Neuropeptides Exert Direct Effects on Rat Thymic Epithelial Cells in Culture

1Department of Biology, Imperial College, London SW7 2BB, UK
2Anatomisches Institute, Kiel, Germany
3Thymus Laboratory, The Babraham Institute, Cambridge CB2 4AT, UK

Received 30 May 1997

Copyright © 1998 Hindawi Publishing Corporation. This is an open access article distributed under the Creative Commons Attribution License, which permits unrestricted use, distribution, and reproduction in any medium, provided the original work is properly cited.

Abstract

To determine if major thymic neuropeptides and neurotransmitters can directly influence the functional activity of cultured rat thymic epithelium, neuropeptides and neurotransmitters were applied, and intercellular communication, proliferation, and thymulin secretion assessed.

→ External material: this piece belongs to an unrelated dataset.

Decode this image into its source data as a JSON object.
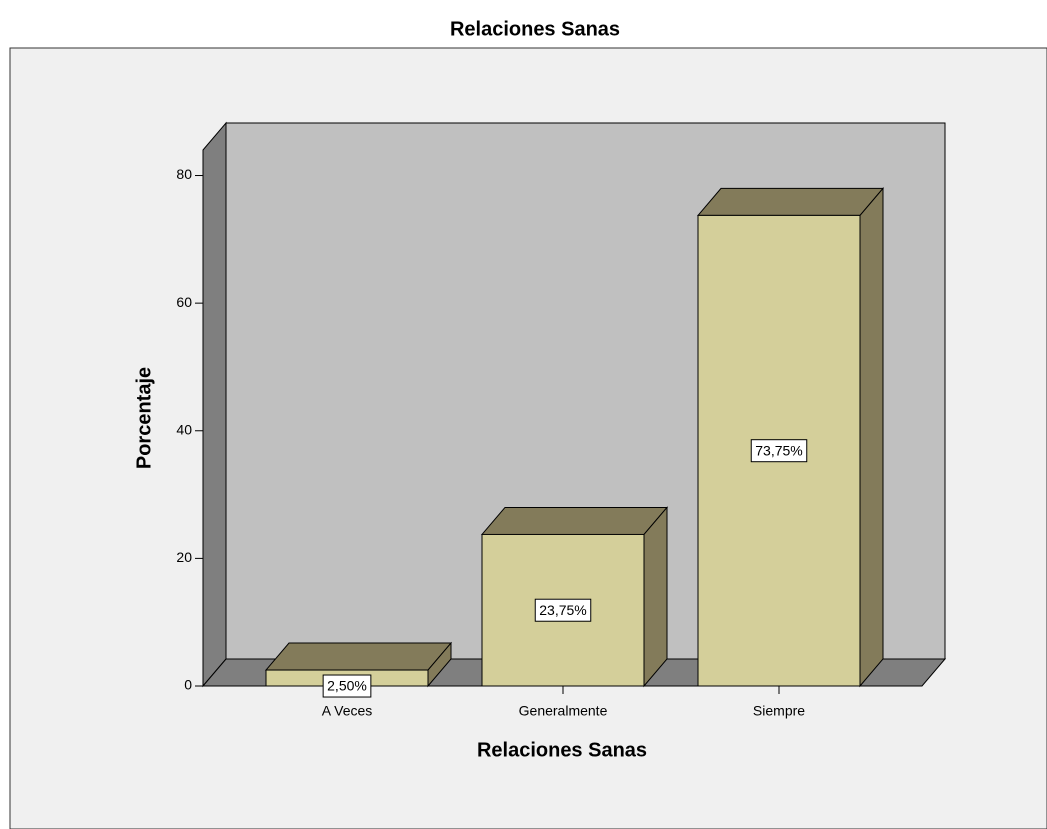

After injections of a mixture of lucifer yellow dextran (too large to pass gap junctions) and cascade blue (which does) into single cells, some neuropeptides decrease dye coupling: 0.1 mM GABA (P < 0.0001), 100 nM NPY (P < 0.0001), 100 nM VIP (P < 0.001), 100 nM CGRP (P < 0.001), 100 nM SP (P < 0.01), and 0.1 mM histamine (P < 0.01), whereas 0.1 mM 5-HT, mM acetylcholine, and 1 μM isoproterenol (β-adrenergic agonist) had no effect. Proliferation (incorporation of tritiated thymidine) was increased by CGRP (P = 0.004) and histamine (P < 0.02), but decreased by isoproterenol (P = 0.002), 5-HT (P = 0.003), and acetylcholine (P < 0.05). The percentage of multinucleate cells was decreased after isoproterenol (2.5%), and increased after 5-HT (21.3%), GABA (15%), and histamine (15.1%). Compared to controls, thymulin in the supernatant was decreased after challenge with acetylcholine (52%), isoproterenol (71%), 5-HT (73%), and histamine (84%). This study demonstrates direct effects of neuropeptides and neurotransmitters on functional aspects of cultured thymic epithelial cells.